Они слетелись как стервятники! Жизнь текла к дверям Гарви, жизнь сидела в его гостиной. «Странный септет» разместился на засаленном диванчике, «Странный септет» пожирал добычу глазами.
Гарви нервничал, не находил себе места.
— Если кто-нибудь хочет закурить… — Бледнейшая, почти что и не заметная улыбка. — Так вы не стесняйтесь — курите.
Тишина.
Инструкция гласила: «Молчать, чтобы никто ни полслова. Пусть подергается. Это — лучший способ выявить его сокрушительную заурядность. Американская культура — абсолютный нуль».
Три минуты полной тишины и неподвижности. Мистер Гарви чуть подался вперед.
— Э-э… — произнес он, — каким бизнесом занимаетесь вы, мистер?..
— Крэбтри. Поэт.
Гарви обдумал услышанное.
— Ну и как, — сказал он, — ваш бизнес?
Ни звука.
Пред нами фирменное молчание Гарви. Пред нами крупнейший в мире производитель и поставщик молчаний, назовите любое, и он вручит вам заказ, упакованный в благопристойное откашливание, завязанный еле слышными перешептываниями. Смущенное и оскорбленное, невозмутимое и торжественное, равнодушное и беспокойное, и даже то молчание, которое золото, — все что угодно, только обратитесь к Гарви.
Но вернемся к конкретному молчанию данного, конкретного вечера — «Странный септет» буквально им упивался. Позднее, в своей квартире, за бутылкой «незамысловатого, но вполне приличного» красного вина (очередная фаза развития привела их в соприкосновение с реальной реальностью) эта тишина была разорвана в клочья, изгрызена и разжевана.
— Ты обратил внимание, как он мял уголок воротника? Да-а!
— И все-таки что ни говорите, мужик он почти крутой. Я упомянул Маггси Спэмьера и Бикса Байдербека — видели его в тот момент? Хоть бы глазом моргнул. А вот я… я только мечтать могу о таком выражении лица, чтобы полное безразличие и нуль эмоций.

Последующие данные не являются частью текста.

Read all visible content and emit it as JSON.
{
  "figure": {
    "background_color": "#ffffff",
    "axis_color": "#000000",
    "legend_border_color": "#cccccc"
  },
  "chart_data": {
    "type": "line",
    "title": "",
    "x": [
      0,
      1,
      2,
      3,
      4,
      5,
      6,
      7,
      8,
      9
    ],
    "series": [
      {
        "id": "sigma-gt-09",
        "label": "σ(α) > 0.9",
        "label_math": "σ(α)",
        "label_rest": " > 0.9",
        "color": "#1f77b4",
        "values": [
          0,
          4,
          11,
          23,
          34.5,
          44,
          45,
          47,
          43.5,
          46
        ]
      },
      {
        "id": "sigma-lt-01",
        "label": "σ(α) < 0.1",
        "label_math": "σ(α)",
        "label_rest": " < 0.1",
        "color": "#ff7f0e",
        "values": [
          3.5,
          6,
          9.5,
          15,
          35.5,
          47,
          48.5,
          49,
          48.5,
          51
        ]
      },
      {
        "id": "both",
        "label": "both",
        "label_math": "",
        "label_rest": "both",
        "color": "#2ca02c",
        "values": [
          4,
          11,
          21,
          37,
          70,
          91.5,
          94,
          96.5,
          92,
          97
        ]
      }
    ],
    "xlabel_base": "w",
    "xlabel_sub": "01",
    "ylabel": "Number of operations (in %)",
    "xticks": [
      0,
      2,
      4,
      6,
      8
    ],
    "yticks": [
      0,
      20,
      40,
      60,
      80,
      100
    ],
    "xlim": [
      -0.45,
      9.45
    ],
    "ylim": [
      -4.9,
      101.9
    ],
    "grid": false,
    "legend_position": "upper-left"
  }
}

Готовясь ко сну, Джордж Гарви перебирал в уме события необыкновенного вечера. Приходилось признать, что в тот момент, когда ситуация стала совсем неуправляемой — когда началосъ обсуждение загадочных книг, незнакомой музыки — он запаниковал, похолодел от ужаса.

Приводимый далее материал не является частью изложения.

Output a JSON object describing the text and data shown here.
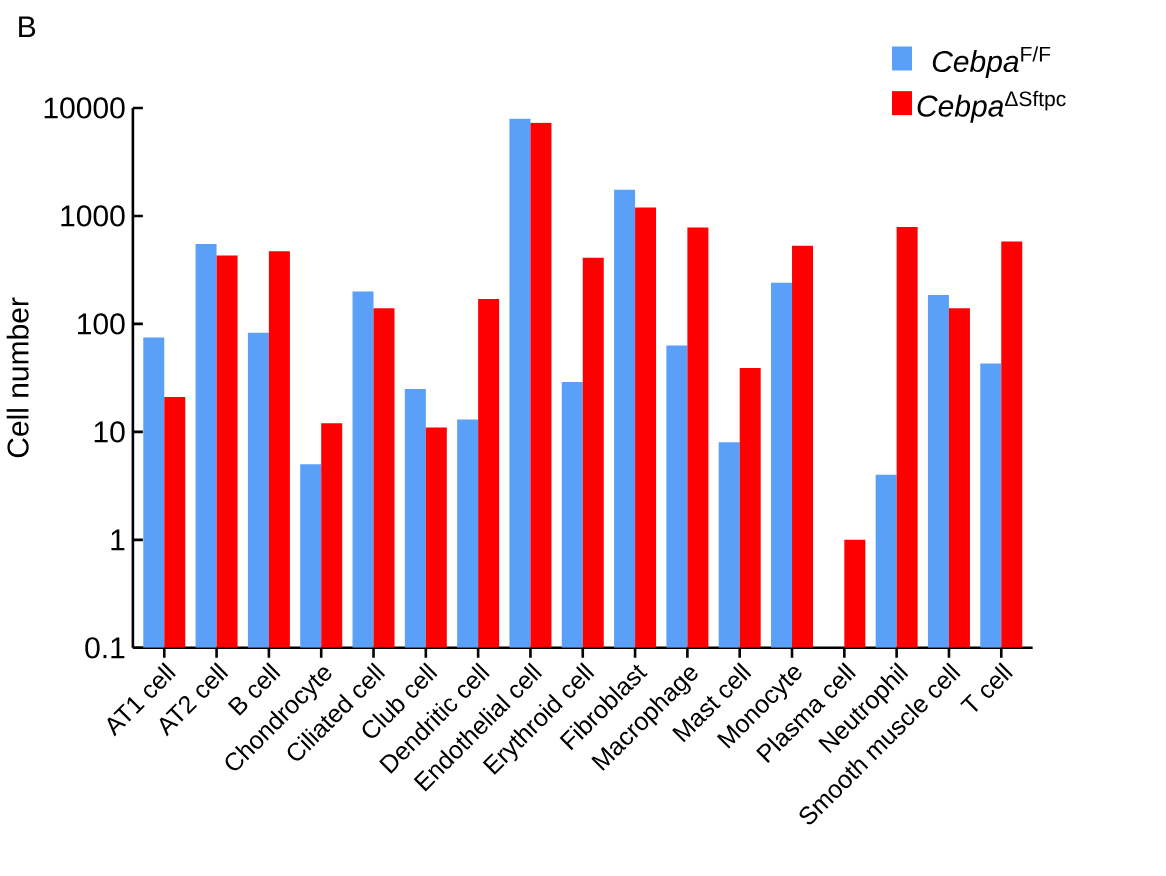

Но это, похоже, не слишком озаботило необычных гостей. Более того, при прощании все они энергично трясли ему руку, рассыпались в благодарностях за великолепно проведенный вечер.
— Вот это я понимаю — прирожденный, профессиональный, высшего разряда зануда! — воскликнул в противоположном конце города Александр Пейн.